Потом было нечто. Сквозь туман, спеленавший сознание, донеслась трель дверного звонка, мир всколыхнулся движением. И я поняла, что меня по–прежнему держат на руках. Но не поперёк тельца, а нежно прижимая к широкой мужской груди. И так хорошо вдруг стало, так спокойно. Я тихонечко потянулась, пожимая пальчиками, но глазки открыть так и не решилась, боясь нарушить идиллию…
— Хм… э–э-э… здравствуйте, — донёсся смутно знакомый молодой женский голос. — Это и есть ваша страда–алица?
Мне показалось, или в голосе гостьи послышались придыхание и мурлыкающие, заигрывающие нотки? Осторожно из‑под ресничек пытаюсь подсмотреть одним глазиком. Хм… не тем… с этой стороны только мужская накачанная грудь.

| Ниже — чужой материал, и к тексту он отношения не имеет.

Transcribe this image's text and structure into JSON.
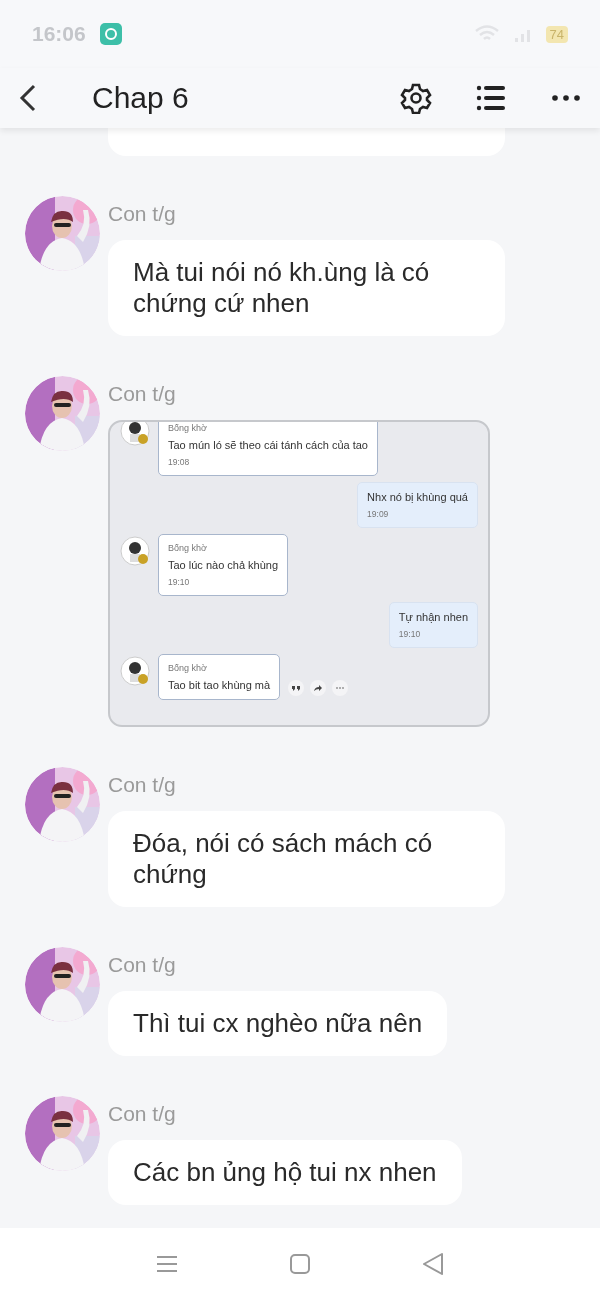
{
  "status_bar": {
    "time": "16:06",
    "battery": "74"
  },
  "header": {
    "title": "Chap 6"
  },
  "messages": [
    {
      "kind": "cut"
    },
    {
      "kind": "text",
      "sender": "Con t/g",
      "text": "Mà tui nói nó kh.ùng là có chứng cứ nhen"
    },
    {
      "sender": "Con t/g",
      "screenshot": {
        "messages": [
          {
            "kind": "incoming",
            "sender": "Bống khờ",
            "text": "Tao mún ló sẽ theo cái tánh cách của tao",
            "time": "19:08"
          },
          {
            "kind": "outgoing",
            "text": "Nhx nó bị khùng quá",
            "time": "19:09"
          },
          {
            "kind": "incoming",
            "sender": "Bống khờ",
            "text": "Tao lúc nào chả khùng",
            "time": "19:10"
          },
          {
            "kind": "outgoing",
            "text": "Tự nhận nhen",
            "time": "19:10"
          },
          {
            "kind": "incoming",
            "sender": "Bống khờ",
            "text": "Tao bit tao khùng mà",
            "actions": true
          }
        ]
      }
    },
    {
      "kind": "text",
      "sender": "Con t/g",
      "text": "Đóa, nói có sách mách có chứng"
    },
    {
      "kind": "text",
      "sender": "Con t/g",
      "text": "Thì tui cx nghèo nữa nên"
    },
    {
      "kind": "text",
      "sender": "Con t/g",
      "text": "Các bn ủng hộ tui nx nhen"
    }
  ]
}
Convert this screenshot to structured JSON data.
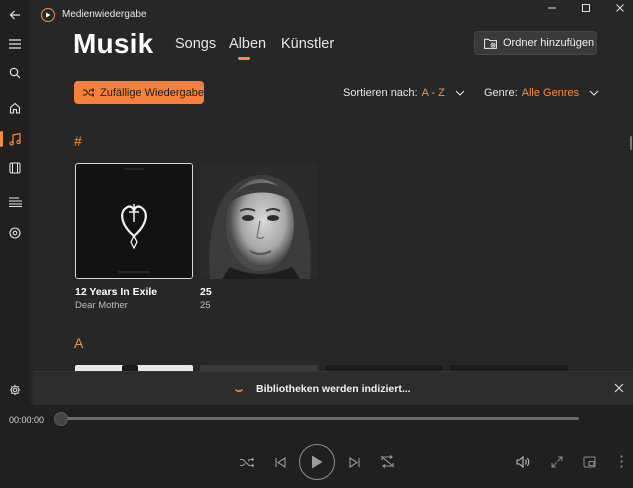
{
  "window": {
    "title": "Medienwiedergabe",
    "accent": "#ff8c3c"
  },
  "nav": {
    "items": [
      {
        "name": "back",
        "icon": "back-arrow-icon"
      },
      {
        "name": "menu",
        "icon": "hamburger-icon"
      },
      {
        "name": "search",
        "icon": "search-icon"
      },
      {
        "name": "home",
        "icon": "home-icon"
      },
      {
        "name": "music",
        "icon": "music-note-icon",
        "active": true
      },
      {
        "name": "videos",
        "icon": "film-icon"
      },
      {
        "name": "playlists",
        "icon": "list-icon"
      },
      {
        "name": "disc",
        "icon": "disc-icon"
      },
      {
        "name": "settings",
        "icon": "gear-icon"
      }
    ]
  },
  "header": {
    "title": "Musik",
    "tabs": [
      {
        "label": "Songs",
        "active": false
      },
      {
        "label": "Alben",
        "active": true
      },
      {
        "label": "Künstler",
        "active": false
      }
    ],
    "add_folder_label": "Ordner hinzufügen"
  },
  "toolbar": {
    "shuffle_label": "Zufällige Wiedergabe",
    "sort_label": "Sortieren nach:",
    "sort_value": "A - Z",
    "genre_label": "Genre:",
    "genre_value": "Alle Genres"
  },
  "sections": [
    {
      "letter": "#",
      "albums": [
        {
          "title": "12 Years In Exile",
          "artist": "Dear Mother"
        },
        {
          "title": "25",
          "artist": "25"
        }
      ]
    },
    {
      "letter": "A",
      "albums": []
    }
  ],
  "banner": {
    "text": "Bibliotheken werden indiziert..."
  },
  "player": {
    "time_current": "00:00:00",
    "progress": 0
  }
}
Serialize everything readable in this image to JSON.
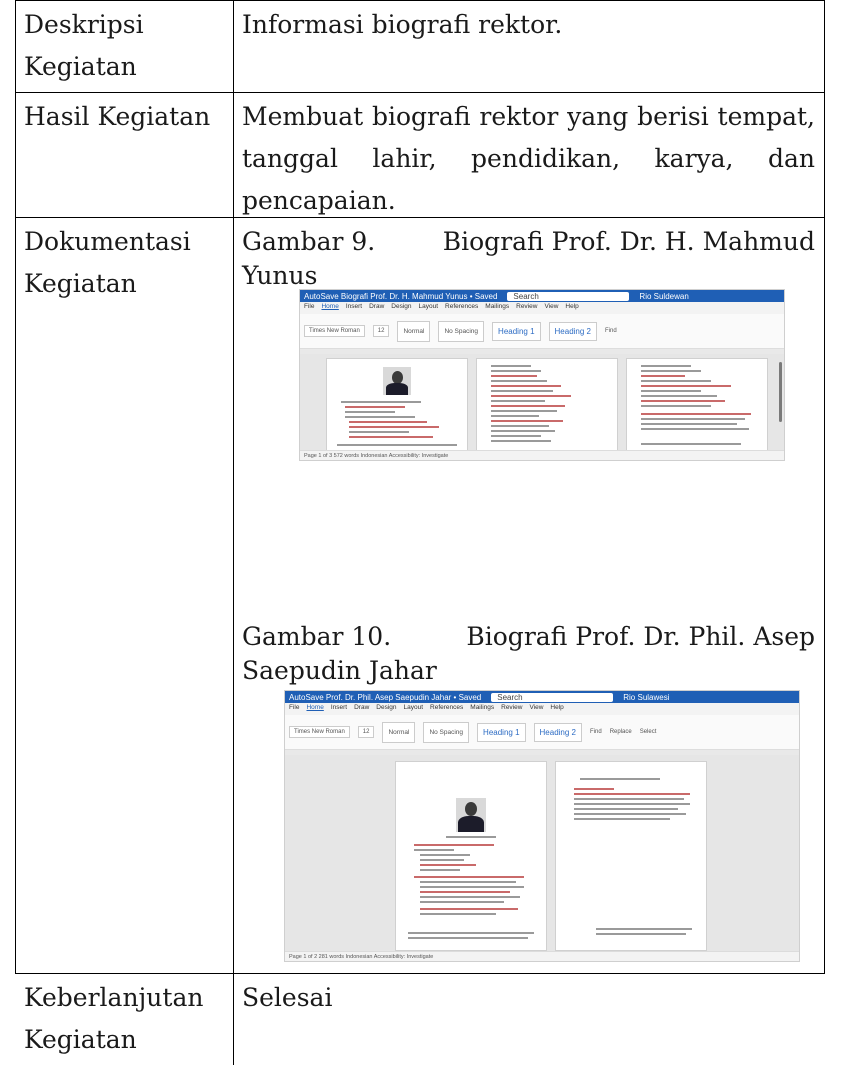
{
  "rows": [
    {
      "label": [
        "Deskripsi",
        "Kegiatan"
      ],
      "content": "Informasi biografi rektor."
    },
    {
      "label": [
        "Hasil Kegiatan"
      ],
      "content": "Membuat biografi rektor yang berisi tempat, tanggal lahir, pendidikan, karya, dan pencapaian."
    },
    {
      "label": [
        "Dokumentasi",
        "Kegiatan"
      ]
    },
    {
      "label": [
        "Keberlanjutan",
        "Kegiatan"
      ],
      "content": "Selesai"
    }
  ],
  "figures": [
    {
      "caption_prefix": "Gambar 9.",
      "caption_title_line1": "Biografi Prof. Dr. H. Mahmud",
      "caption_title_line2": "Yunus",
      "window_title": "AutoSave  Biografi Prof. Dr. H. Mahmud Yunus • Saved",
      "search": "Search",
      "user": "Rio Suldewan",
      "status": "Page 1 of 3   572 words   Indonesian      Accessibility: Investigate"
    },
    {
      "caption_prefix": "Gambar 10.",
      "caption_title_line1": "Biografi Prof. Dr. Phil. Asep",
      "caption_title_line2": "Saepudin Jahar",
      "window_title": "AutoSave  Prof. Dr. Phil. Asep Saepudin Jahar • Saved",
      "search": "Search",
      "user": "Rio Sulawesi",
      "status": "Page 1 of 2   281 words   Indonesian      Accessibility: Investigate"
    }
  ],
  "word_ui": {
    "menu": [
      "File",
      "Home",
      "Insert",
      "Draw",
      "Design",
      "Layout",
      "References",
      "Mailings",
      "Review",
      "View",
      "Help"
    ],
    "font_name": "Times New Roman",
    "font_size": "12",
    "styles": [
      "Normal",
      "No Spacing",
      "Heading 1",
      "Heading 2"
    ],
    "right_tools": [
      "Find",
      "Replace",
      "Select"
    ]
  }
}
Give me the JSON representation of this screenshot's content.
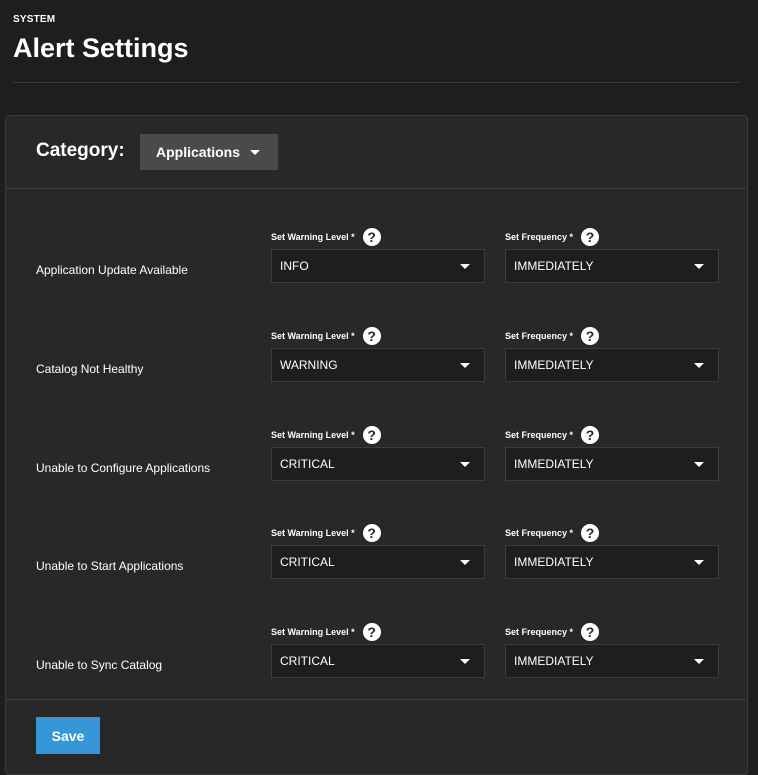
{
  "header": {
    "breadcrumb": "SYSTEM",
    "title": "Alert Settings"
  },
  "category": {
    "label": "Category:",
    "selected": "Applications"
  },
  "field_labels": {
    "warning": "Set Warning Level *",
    "frequency": "Set Frequency *"
  },
  "alerts": [
    {
      "name": "Application Update Available",
      "level": "INFO",
      "frequency": "IMMEDIATELY"
    },
    {
      "name": "Catalog Not Healthy",
      "level": "WARNING",
      "frequency": "IMMEDIATELY"
    },
    {
      "name": "Unable to Configure Applications",
      "level": "CRITICAL",
      "frequency": "IMMEDIATELY"
    },
    {
      "name": "Unable to Start Applications",
      "level": "CRITICAL",
      "frequency": "IMMEDIATELY"
    },
    {
      "name": "Unable to Sync Catalog",
      "level": "CRITICAL",
      "frequency": "IMMEDIATELY"
    }
  ],
  "actions": {
    "save_label": "Save"
  },
  "colors": {
    "background": "#1e1e1e",
    "card": "#282828",
    "primary": "#3596d8",
    "category_select": "#4a4a4a"
  },
  "icons": {
    "help": "help-circle-icon",
    "dropdown": "chevron-down-icon"
  }
}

Упс! Вот чёрт! Он что… так обеспокоился, что в экстренную ветеринарку позвонил, а одеться не додумался? Тогда оно и понятно. Баба явно молодая, а тут такой мужчина… и такая злость меня вдруг разобрала! Вскакиваю и шиплю, из всех сил стараясь перебороть потерю голоса. И таки получается. Правда эффект создаётся совсем не тот, что требовалось.
— Очнулась, крошка! — радостно восклицает «Рембо» и, осторожно отрывая меня от груди, подносит к лицу, словно хочет убедиться, что ему ничего не привиделось.
— Действительно крошка. Месяц максимум, а то и недельки три с половиной. Вот только цвет глаз… необычный… янтарный… в таком возрасте цвет не должен определиться ещё. Хотя всяко бывает. Что ж вы такую кроху от мамки‑то отняли?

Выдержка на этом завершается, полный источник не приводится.